A more recent study by Yozova et al called “Retrospective evaluation of the effects of administration of tetrastarch (hydroxyethyl starch 130/0.4) on plasma creatinine concentration in dogs (2010–2013): 201 dogs” has also been recently published. In this large retrospective study, they found that the use of Hetastarch did not result in increased creatinine concentrations. Obviously, with two studies completely contradicting each other, further studies (especially prospective, blinded studies) are ideally necessary to further evaluate this.
In the meantime, VETgirl still feels comfortable using Hetastarch and other types of colloids, but would limit the use of these colloids to the critically ill patient that does not have evidence of azotemia or renal injury. In other words, if the patient got into a nephrotoxicant or is already azotemic, worth skipping the Hetastarch. But in the non-azotemic patient, it may be worth considering if the colloid osmotic pressure is low.
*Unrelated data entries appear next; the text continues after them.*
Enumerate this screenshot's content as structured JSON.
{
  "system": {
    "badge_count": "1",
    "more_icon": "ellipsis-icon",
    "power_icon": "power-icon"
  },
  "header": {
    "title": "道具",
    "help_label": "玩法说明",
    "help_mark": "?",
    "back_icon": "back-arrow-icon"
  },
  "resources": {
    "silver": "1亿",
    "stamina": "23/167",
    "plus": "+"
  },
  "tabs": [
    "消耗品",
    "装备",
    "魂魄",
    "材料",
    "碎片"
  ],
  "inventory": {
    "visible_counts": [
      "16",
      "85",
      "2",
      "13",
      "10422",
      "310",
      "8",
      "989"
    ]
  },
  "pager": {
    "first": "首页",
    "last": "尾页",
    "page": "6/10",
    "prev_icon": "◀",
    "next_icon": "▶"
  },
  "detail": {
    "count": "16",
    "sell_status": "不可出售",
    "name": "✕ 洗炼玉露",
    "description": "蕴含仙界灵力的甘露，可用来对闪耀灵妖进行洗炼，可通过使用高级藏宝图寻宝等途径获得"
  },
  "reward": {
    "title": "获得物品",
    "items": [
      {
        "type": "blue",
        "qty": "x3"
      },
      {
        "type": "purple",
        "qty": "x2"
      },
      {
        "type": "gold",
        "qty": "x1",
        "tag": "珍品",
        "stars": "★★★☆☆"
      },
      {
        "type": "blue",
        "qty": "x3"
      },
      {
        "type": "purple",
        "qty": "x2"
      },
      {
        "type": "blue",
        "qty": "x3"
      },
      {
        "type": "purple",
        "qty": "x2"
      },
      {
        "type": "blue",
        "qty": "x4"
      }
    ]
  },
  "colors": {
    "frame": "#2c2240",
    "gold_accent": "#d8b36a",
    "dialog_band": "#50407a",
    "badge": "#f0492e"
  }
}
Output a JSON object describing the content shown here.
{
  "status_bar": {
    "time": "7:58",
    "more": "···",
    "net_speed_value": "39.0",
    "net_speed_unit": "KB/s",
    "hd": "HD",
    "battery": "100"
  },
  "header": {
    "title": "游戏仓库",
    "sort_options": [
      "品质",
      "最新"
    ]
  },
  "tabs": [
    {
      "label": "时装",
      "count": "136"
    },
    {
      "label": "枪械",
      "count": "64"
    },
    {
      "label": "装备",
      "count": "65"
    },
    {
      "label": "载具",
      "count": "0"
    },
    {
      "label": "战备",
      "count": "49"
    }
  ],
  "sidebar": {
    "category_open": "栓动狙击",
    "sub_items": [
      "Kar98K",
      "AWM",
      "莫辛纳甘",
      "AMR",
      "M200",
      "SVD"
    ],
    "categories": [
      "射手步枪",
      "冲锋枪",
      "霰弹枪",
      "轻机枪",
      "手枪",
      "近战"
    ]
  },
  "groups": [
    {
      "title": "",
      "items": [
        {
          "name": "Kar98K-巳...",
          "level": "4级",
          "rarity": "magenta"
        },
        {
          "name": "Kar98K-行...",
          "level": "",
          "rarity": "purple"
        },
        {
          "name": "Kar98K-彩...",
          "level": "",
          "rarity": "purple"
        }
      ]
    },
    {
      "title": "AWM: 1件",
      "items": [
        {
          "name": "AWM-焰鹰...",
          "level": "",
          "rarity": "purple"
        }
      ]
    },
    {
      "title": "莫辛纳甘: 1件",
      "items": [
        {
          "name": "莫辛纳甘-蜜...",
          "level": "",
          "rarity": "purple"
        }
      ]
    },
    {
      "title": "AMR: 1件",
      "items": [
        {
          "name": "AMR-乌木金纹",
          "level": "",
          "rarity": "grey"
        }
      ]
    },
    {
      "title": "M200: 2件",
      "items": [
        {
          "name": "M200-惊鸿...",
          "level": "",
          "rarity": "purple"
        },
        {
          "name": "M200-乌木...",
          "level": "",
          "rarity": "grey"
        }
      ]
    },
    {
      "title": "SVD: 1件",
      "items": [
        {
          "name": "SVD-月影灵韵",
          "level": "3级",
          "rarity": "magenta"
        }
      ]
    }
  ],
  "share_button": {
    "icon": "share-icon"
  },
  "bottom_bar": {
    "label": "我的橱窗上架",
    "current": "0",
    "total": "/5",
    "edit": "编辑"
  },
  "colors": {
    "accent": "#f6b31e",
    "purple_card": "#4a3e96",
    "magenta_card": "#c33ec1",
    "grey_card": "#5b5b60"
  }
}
1. Hayes G, Benedicenti L, Mathews K. Retrospective cohort study on the incidence of acute kidney injury and death following hydroxyethyl starch (HES 10% 250/0.5/5:1) administration in dogs (2007-2010). J Vet Emerg Crit Care 2016;26(1):35-40.
2. Yozova ID, Howard J, Adamik KN. Retrospective evaluation of the effects of administration of tetrastarch (hydroxyethyl starch 130/0.4) on plasma creatinine concentration in dogs (2010–2013): 201 dogs. J Vet Emerg Crit Care 2016;26(4):568–577.